Monday 22 September 2014

Terror police 'doing best they can'

Screengrab taken from YouTube of a video showing Islamist fighters, who claim to be British, appearing in a recruitment video for the terrorist group Isis

An anti-terror chief has denied that police are failing to prevent the radicalisation of young Muslims willing to fight overseas.

South Wales Assistant Chief Constable Nikki Holland, who is the head of Wales's counter-terrorism unit, said police could not "keep a hold" of all those willing to join insurgents in Syria and Iraq.

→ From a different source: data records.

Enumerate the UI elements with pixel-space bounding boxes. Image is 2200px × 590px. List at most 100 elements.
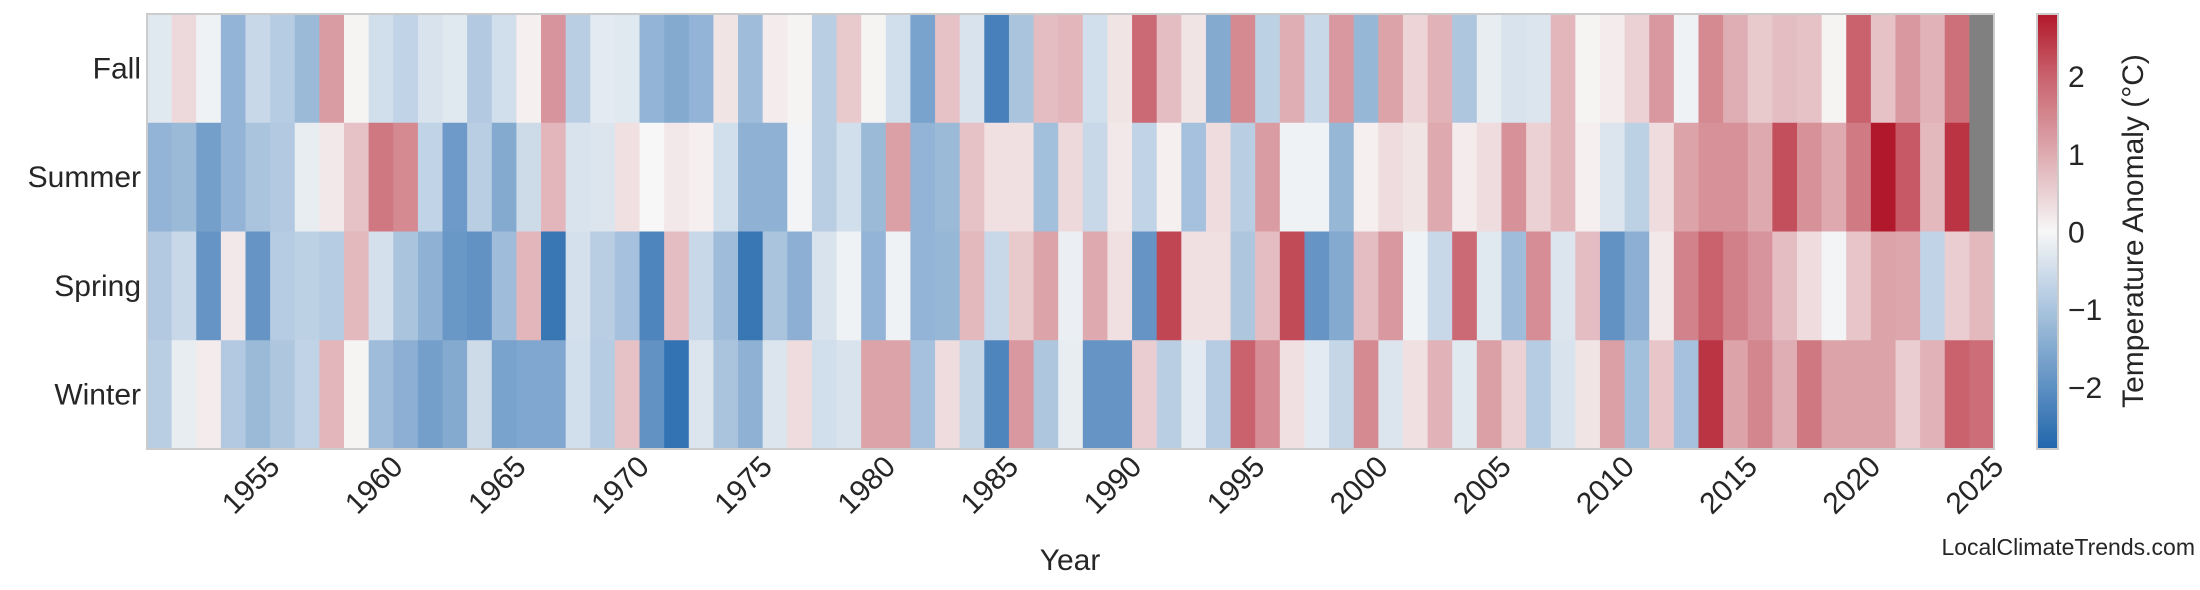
heatmap-cell bbox=[1526, 340, 1552, 450]
heatmap-cell bbox=[836, 340, 862, 450]
heatmap-cell bbox=[614, 231, 641, 341]
heatmap-cell bbox=[1575, 14, 1601, 124]
watermark: LocalClimateTrends.com bbox=[1941, 534, 2195, 560]
heatmap-cell bbox=[1846, 122, 1872, 233]
y-tick-label: Spring bbox=[54, 270, 141, 303]
y-tick-label: Winter bbox=[54, 379, 141, 412]
x-tick-label: 1970 bbox=[585, 450, 656, 521]
heatmap-cell bbox=[1255, 231, 1281, 341]
heatmap-cell bbox=[1550, 122, 1576, 233]
heatmap-cell bbox=[147, 340, 173, 450]
heatmap-cell bbox=[1082, 231, 1109, 341]
heatmap-cell bbox=[1107, 340, 1133, 450]
heatmap-cell bbox=[196, 14, 222, 124]
heatmap-cell bbox=[1796, 231, 1823, 341]
heatmap-cell bbox=[1279, 122, 1306, 233]
colorbar-label: Temperature Anomaly (°C) bbox=[2117, 54, 2150, 408]
heatmap-cell bbox=[1821, 122, 1847, 233]
heatmap-cell bbox=[270, 14, 296, 124]
heatmap-cell bbox=[1132, 231, 1158, 341]
heatmap-cell bbox=[1033, 14, 1059, 124]
heatmap-cell bbox=[1107, 122, 1133, 233]
heatmap-cell bbox=[1526, 14, 1552, 124]
heatmap-cell bbox=[639, 340, 665, 450]
x-tick-label: 1960 bbox=[339, 450, 410, 521]
heatmap-cell bbox=[1353, 340, 1379, 450]
heatmap-cell bbox=[196, 231, 222, 341]
heatmap-cell bbox=[639, 122, 665, 233]
x-tick-label: 1990 bbox=[1078, 450, 1149, 521]
heatmap-cell bbox=[1132, 122, 1158, 233]
heatmap-cell bbox=[1353, 122, 1379, 233]
heatmap-cell bbox=[344, 122, 370, 233]
x-tick-label: 1985 bbox=[955, 450, 1026, 521]
heatmap-cell bbox=[1156, 231, 1182, 341]
heatmap-cell bbox=[1969, 122, 1995, 233]
heatmap-cell bbox=[861, 231, 887, 341]
heatmap-cell bbox=[1181, 340, 1207, 450]
heatmap-cell bbox=[319, 14, 345, 124]
heatmap-cell bbox=[1895, 231, 1921, 341]
heatmap-cell bbox=[1329, 122, 1355, 233]
heatmap-cell bbox=[1723, 231, 1749, 341]
heatmap-cell bbox=[270, 340, 296, 450]
heatmap-cell bbox=[688, 14, 715, 124]
colorbar-tick-label: −1 bbox=[2068, 294, 2102, 327]
heatmap-cell bbox=[1156, 122, 1182, 233]
heatmap-cell bbox=[1723, 14, 1749, 124]
heatmap-cell bbox=[417, 340, 444, 450]
heatmap-cell bbox=[1796, 122, 1823, 233]
heatmap-cell bbox=[491, 122, 517, 233]
heatmap-cell bbox=[861, 340, 887, 450]
heatmap-cell bbox=[1107, 14, 1133, 124]
heatmap-cell bbox=[1181, 231, 1207, 341]
heatmap-cell bbox=[1895, 122, 1921, 233]
heatmap-cell bbox=[762, 231, 788, 341]
heatmap-cell bbox=[664, 122, 690, 233]
heatmap-cell bbox=[1008, 231, 1035, 341]
heatmap-cell bbox=[1526, 122, 1552, 233]
heatmap-cell bbox=[1082, 340, 1109, 450]
heatmap-cell bbox=[1255, 122, 1281, 233]
heatmap-cell bbox=[1920, 231, 1946, 341]
heatmap-cell bbox=[1205, 14, 1232, 124]
heatmap-cell bbox=[1255, 14, 1281, 124]
heatmap-cell bbox=[1378, 340, 1404, 450]
heatmap-cell bbox=[393, 340, 419, 450]
heatmap-cell bbox=[738, 231, 764, 341]
heatmap-cell bbox=[1673, 340, 1700, 450]
heatmap-cell bbox=[368, 122, 394, 233]
heatmap-cell bbox=[294, 340, 320, 450]
heatmap-cell bbox=[1673, 231, 1700, 341]
heatmap-cell bbox=[1599, 122, 1626, 233]
heatmap-cell bbox=[1920, 122, 1946, 233]
heatmap-cell bbox=[1452, 14, 1478, 124]
heatmap-cell bbox=[590, 122, 616, 233]
heatmap-cell bbox=[713, 14, 739, 124]
heatmap-cell bbox=[1624, 122, 1650, 233]
heatmap-cell bbox=[417, 122, 444, 233]
heatmap-cell bbox=[491, 340, 517, 450]
heatmap-cell bbox=[565, 122, 591, 233]
heatmap-cell bbox=[1747, 340, 1773, 450]
colorbar-tick-labels: 2 1 0 −1 −2 bbox=[2068, 61, 2102, 405]
heatmap-cell bbox=[368, 340, 394, 450]
heatmap-cell bbox=[541, 340, 567, 450]
heatmap-cell bbox=[1821, 340, 1847, 450]
heatmap-cell bbox=[565, 231, 591, 341]
heatmap-cell bbox=[1624, 231, 1650, 341]
heatmap-cell bbox=[713, 122, 739, 233]
heatmap-cell bbox=[1698, 14, 1724, 124]
heatmap-cell bbox=[1969, 231, 1995, 341]
heatmap-cell bbox=[1205, 231, 1232, 341]
heatmap-cell bbox=[935, 14, 961, 124]
heatmap-cell bbox=[910, 14, 936, 124]
heatmap-cell bbox=[1846, 340, 1872, 450]
heatmap-cell bbox=[1846, 14, 1872, 124]
heatmap-cell bbox=[1279, 14, 1306, 124]
heatmap-cell bbox=[1624, 340, 1650, 450]
heatmap-cell bbox=[1673, 14, 1700, 124]
heatmap-cell bbox=[1156, 340, 1182, 450]
heatmap-cell bbox=[1452, 340, 1478, 450]
heatmap-cell bbox=[319, 122, 345, 233]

And she claimed they are doing the "best job they can" to stop young men from joining the ranks of around 500 British jihadis who have gone to the Middle East to fight.

It comes after the father of a man from Cardiff who featured in a propaganda video for insurgent group the Islamic State in Iraq and Greater Syria (Isis) reportedly accused police of failing to gain the trust of Welsh Muslims.

Ms Holland told the BBC: "We're talking about a couple of men; people realise the police can't keep a hold of everybody, but the police are doing the best job they can.

"We have a substantial amount of people involved in counter-terrorism for all the Welsh forces - it isn't just for South Wales.

"It's more important in terms of working with the partners... being able to speak to people and prevent radicalisation.

"It's not something the police can do on their own. We can only work with our partners and the community to prevent radicalisation."

Ahmed Muthana, whose sons Nasser and Aseel Muthana are thought to be fighting in Syria, reportedly claimed that police had not won the trust of Cardiff's Muslim communities because their Prevent counter-terror team is mainly white.

His oldest son, Nasser, featured in the video by Isis, which called for Muslims in the West to join the insurgency in Syria and Iraq.

A second man from Cardiff, identified as 20-year-old Reyaad Khan, and Abdul Raqib Amin, who grew up in Aberdeen, can also be seen in the footage.

Ms Holland said Cardiff did not have a greater problem than anywhere else in the Uk.

"What we can say nationally is that people are radicalised through various institutions, education establishments on some occasions, through the internet a lot," she said.

"I don't think you can necessarily pin down how this happened in Cardiff."